China's rising international status
The immediate impact of the decision is likely to be fairly limited with the new weights only coming into play from 1st October next year. Even without the delay, few goods or services are priced in SDRs and China's inclusion in the basket seems to be largely for show. Andrew Walker, the BBC World Service economics correspondent has said 'More than anything this move is a symbol - a powerful one - of China's meteoric rise, from poverty to pillar of the global economy.'
However, all the talk of China's new place on the international stage fails to appreciate the drama playing out at home. Far from the western perception of a well-drilled army of technocrats, marching to the beat of Beijing's drum, China's government suffers from the same entrenched interests that any political system does.
Real impact is domestic
It is for this reason that Arthur Kroeber, Managing Director of GaveKal Dragonomics, has argued that Beijing's real motivation in pushing to join the SDR was not 'as many media reports inaccurately suggest, a desire to make the renminbi a major global reserve currency. Rather, it was to force the pace of China's own financial deregulation.'
At the weekly State Council meeting on the 4th December Xing Yujing, head of a monetary policy department at the People's Bank of China (PBOC), echoed these sentiments marveling at the remarkable and rapid internationalization of the renminbi 'especially over the last ten months.' This has been no where more prominent than this August when, on Tuesday 11th, China's shock devaluation of the yuan, weakened the currency against the US dollar by almost two basis points. The official explanation given by the PBOC was that the move was a 'one-off' adoption of a market based approach to setting the yuan's value. However, the widespread perception at the time was that this was actually a desperate bid to revive a flagging economy. Timing is everything, however, and despite the weak export data that had come out over the weekend, just the previous Tuesday the IMF had issued a report which stressed that, with regards to its requirement that the renminbi be 'freely usable', 'significant work' was still needed to be done. In fact, at the press conference announcing the yuan's inclusion, IMF Director Christine Lagarde emphasized that, 'the renminbi's inclusion in the SDR is a clear indicator of the reforms that have been implemented and will continue to be implemented'.

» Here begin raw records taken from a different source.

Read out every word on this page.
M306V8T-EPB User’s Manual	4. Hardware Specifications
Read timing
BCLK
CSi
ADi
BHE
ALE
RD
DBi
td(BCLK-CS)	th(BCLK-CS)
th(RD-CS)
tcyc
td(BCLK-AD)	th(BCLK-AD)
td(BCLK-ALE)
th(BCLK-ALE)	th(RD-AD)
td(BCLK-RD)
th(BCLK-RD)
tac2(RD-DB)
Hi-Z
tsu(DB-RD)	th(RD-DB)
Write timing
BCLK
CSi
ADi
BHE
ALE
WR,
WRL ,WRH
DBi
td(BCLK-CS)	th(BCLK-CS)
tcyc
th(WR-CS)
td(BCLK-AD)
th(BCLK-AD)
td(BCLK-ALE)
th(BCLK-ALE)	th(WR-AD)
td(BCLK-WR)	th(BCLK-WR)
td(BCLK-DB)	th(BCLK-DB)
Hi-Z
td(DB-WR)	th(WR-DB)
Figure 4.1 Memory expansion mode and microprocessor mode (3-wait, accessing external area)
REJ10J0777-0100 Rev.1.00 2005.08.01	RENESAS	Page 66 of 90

Chinese reforms: two speeds.
The significance of the yuan's inclusion in the IMF's SDR then, is not for the symbolism abroad but rather its role in catalyzing aggressive financial reforms at home. As the Paulson Institute's Houze Song has described, reforms in China are at two speeds 'moving fast in banking and finance... but very slowly, if at all, in the real economy.' The hope in central government is that opening up Chinese financial institutions to foreign competition will force them to be more efficient in their capital allocation and in turn raise China's productivity. For a country suffering from bloated SOEs and debt-laden 'zombie' companies, reforming the real economy remains a monumental challenge but perhaps, with a little international assistance, it can be done.